Symboliquement, le ventre est aussi le siège des transformations et de la gestation (9 mois dans le ventre d'une femme pour enfanter !). C'est là que se sépare le pur, de l'impur, la quintessence subtile qui va nous alimenter des déchets qui seront éliminés. Dans son ventre, bien caché, on transforme et renaît !

Au Japon, on en ferait presque la culture car il est "le centre de la conscience véritable, l'enveloppe de notre être essentiel". Selon Durckheim, la notion de Hara est de parvenir à un état d'être. Cet état d'être, permet d'agir de manière naturelle au moment où il faut !
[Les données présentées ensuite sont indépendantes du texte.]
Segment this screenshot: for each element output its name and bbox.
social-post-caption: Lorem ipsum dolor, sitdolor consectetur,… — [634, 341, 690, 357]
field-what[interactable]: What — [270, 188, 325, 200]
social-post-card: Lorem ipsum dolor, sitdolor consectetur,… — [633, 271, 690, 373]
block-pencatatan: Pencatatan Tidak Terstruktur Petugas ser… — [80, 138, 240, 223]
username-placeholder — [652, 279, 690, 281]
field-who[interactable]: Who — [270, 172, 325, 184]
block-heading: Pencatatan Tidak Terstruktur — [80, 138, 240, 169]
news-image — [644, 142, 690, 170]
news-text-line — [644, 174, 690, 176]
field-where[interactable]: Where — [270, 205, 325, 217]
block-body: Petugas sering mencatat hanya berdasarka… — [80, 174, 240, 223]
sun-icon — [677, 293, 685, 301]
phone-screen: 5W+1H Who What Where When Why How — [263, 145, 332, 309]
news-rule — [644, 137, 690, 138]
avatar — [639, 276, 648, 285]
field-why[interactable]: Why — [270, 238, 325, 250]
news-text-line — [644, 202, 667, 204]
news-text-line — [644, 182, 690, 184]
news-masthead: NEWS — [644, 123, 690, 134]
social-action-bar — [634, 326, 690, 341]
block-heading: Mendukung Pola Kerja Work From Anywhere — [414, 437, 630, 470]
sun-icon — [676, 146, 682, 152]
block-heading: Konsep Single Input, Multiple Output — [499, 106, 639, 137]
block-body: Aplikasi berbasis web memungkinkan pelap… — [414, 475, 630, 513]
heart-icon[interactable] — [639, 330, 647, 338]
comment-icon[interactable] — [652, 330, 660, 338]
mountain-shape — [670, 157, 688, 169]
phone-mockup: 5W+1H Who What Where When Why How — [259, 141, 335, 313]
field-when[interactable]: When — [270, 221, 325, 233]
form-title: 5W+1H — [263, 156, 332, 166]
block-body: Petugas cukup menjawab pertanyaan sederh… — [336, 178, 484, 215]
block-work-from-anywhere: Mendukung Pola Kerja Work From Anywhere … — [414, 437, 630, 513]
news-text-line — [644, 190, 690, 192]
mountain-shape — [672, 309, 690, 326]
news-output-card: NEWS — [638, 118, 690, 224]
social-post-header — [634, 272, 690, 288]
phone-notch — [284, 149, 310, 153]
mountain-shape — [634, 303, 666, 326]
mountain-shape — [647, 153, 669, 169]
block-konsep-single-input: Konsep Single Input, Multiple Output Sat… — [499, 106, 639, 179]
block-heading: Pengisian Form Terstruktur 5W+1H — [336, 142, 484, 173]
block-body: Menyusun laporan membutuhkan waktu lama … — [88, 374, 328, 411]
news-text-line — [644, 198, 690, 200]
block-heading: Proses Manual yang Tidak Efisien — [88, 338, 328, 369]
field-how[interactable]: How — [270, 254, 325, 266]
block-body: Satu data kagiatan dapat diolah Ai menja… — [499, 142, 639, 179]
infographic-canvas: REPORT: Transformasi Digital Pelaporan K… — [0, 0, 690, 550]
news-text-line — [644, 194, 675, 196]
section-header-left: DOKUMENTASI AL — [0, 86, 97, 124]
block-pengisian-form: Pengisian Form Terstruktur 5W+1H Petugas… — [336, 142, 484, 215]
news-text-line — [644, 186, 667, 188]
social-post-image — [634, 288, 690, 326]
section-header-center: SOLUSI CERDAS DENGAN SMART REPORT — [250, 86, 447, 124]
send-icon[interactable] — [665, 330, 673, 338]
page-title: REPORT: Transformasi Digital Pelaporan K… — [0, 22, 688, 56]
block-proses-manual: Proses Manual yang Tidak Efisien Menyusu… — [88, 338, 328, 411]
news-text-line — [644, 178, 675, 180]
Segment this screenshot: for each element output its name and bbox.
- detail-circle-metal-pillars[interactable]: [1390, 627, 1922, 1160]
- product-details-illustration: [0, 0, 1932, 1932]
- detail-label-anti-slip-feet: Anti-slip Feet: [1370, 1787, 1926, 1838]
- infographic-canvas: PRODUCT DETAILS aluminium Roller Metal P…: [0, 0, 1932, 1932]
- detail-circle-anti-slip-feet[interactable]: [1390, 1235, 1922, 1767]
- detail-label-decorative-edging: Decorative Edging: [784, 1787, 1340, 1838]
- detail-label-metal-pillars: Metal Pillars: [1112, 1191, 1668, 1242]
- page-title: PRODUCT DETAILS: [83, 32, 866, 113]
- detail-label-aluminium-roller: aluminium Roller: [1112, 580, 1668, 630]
Beaucoup d'expressions japonaises expriment cet état d'être. Le Hara est donc bien un centre de conscience. Et c'est pas sans raison d'ailleurs que les Samurais se faisaient Seppuku ou Hara-Kiri ! Faut oser mourir en mettant ses tripes à l'air, pour montrer sa loyauté, sa sincérité, son courage et son honneur !

Une personne qui a le ventre sale, Hara gitanai hito, est une personne malhonnête.

Une personne qui a le ventre noir, Hara kuroi hito, est une personne sournoise

Avoir le ventre qui se lève, Hara ga tatsu, c'est être en colère

Un homme généreux, Hara okii hito, est un homme qui a un gros ventre

L'homme mur, solide, Hara dekiteru hito, est l'homme qui a fait son ventre.

Parler à cœur ouvert, Hara wo watte hanasu, est en fait parler à ventre ouvert

 

Etre dans son Hara, c'est être dans son être, à la recherche du meilleur équilibre, centre de gravité physique, mais équilibre psychique aussi ! La Hara c'est la base de l'homme véritable à l'attitude juste.

 

Dans notre pratique, la partie visible d'une prise de Hara effective se voit dans l'équilibre de la personne, la stabilité au sol, l'enracinement même. Psychiquement, c'est la capacité de garder le contrôle de soi, de se maîtriser, d'être juste dans l'instant.

 

Y'a pas de secret là-dedans, pour acquérir ce Hara, il faut pratiquer, pratiquer et toujours pratiquer ! Faire les exercices sans se prendre la tête, suivre la Voie le plus régulièrement possible ! Au début c'est difficile je le conçois, car il y a beaucoup de notions, de techniques à apprendre et il faut forger son corps et son esprit à l'art ! Mais après un certain temps, le Moi qui ne cherche qu'à se montrer, relâchera son emprise pour commencer le vrai travail qui est intérieur, la maîtrise du Hara ! Donc une bonne assise dans notre pratique, une position naturelle, détendue, permet d'être stable dans les mouvements. Un meilleur équilibre et c'est une meilleure puissance fournit. Du reste, quand vous devez pousser quelque chose de lourd, ne vous enracinez pas mieux au sol ? Aussi, prenez attention au travail préparatoire, le Jumbi dosa, où vous êtes seul avec vous-même et où vous pouvez prendre conscience de ce Hara. Ame no Tori Fune (mouvement du rameur), Furi Tama (vibration de l'âme) et que dire de la position Seiza chère au zen …

 

L'aikido, mais aussi les autres arts martiaux, le zen, la calligraphie, le chant, toutes les voies visent la prise de conscience et l'épanouissement du Hara. Une pratique régulière permettra d'avoir une attitude juste au moment juste. Le but ultime étant de vivre dans l'ici et maintenant. Au Japon, c'est ce qu'on appelle le Haragei (l'art du ventre), c'est vivre avec son ventre, être en relation de ventre à ventre mieux que de portable à portable !

 

Une dernière réflexion pour finir : Il n'y a pas d'Aïkido véritable, s'il n'y a pas de Hara, mais il n'y a pas de Hara, s'il n'y a pas de point qui concentre l'énergie, le Seika Tanden, et donc pas de Ki véhiculé par le Kokyu ! Mais pas de Hara non plus sans Kokyu ni Shisei ! cela se complique ?? Euhhh c'est pas du chinois , c'est du japonais d'abord, réfléchissez bien !

 



 

 



 

 

Étonnamment, peut de choses sont dites dessus par les experts de notre art !

Est-ce naturellement acquis? Est-ce une évidence en soi, est-ce une valeur secrète ?

Même O Sensei n'en parle pas ouvertement ! Il part d'avoir les hanches solides, de pousser avec son ventre, d'être unifié … mais pas de Hara ou Seika Tanden à proprement parlé !

Est-ce un problème de traduction ?

Devais-je en parler ? Fallait-il s'y aventurer ???

 

 

Voici quelques pistes pour vos propres recherches ! A ce sujet, 2 livres remarquables :

 

Hara, le centre vital de l'homme, de Karlfried Graf Durckheim,

 

Hara, architecture du milieu-juste de Cauhépé et Kuang.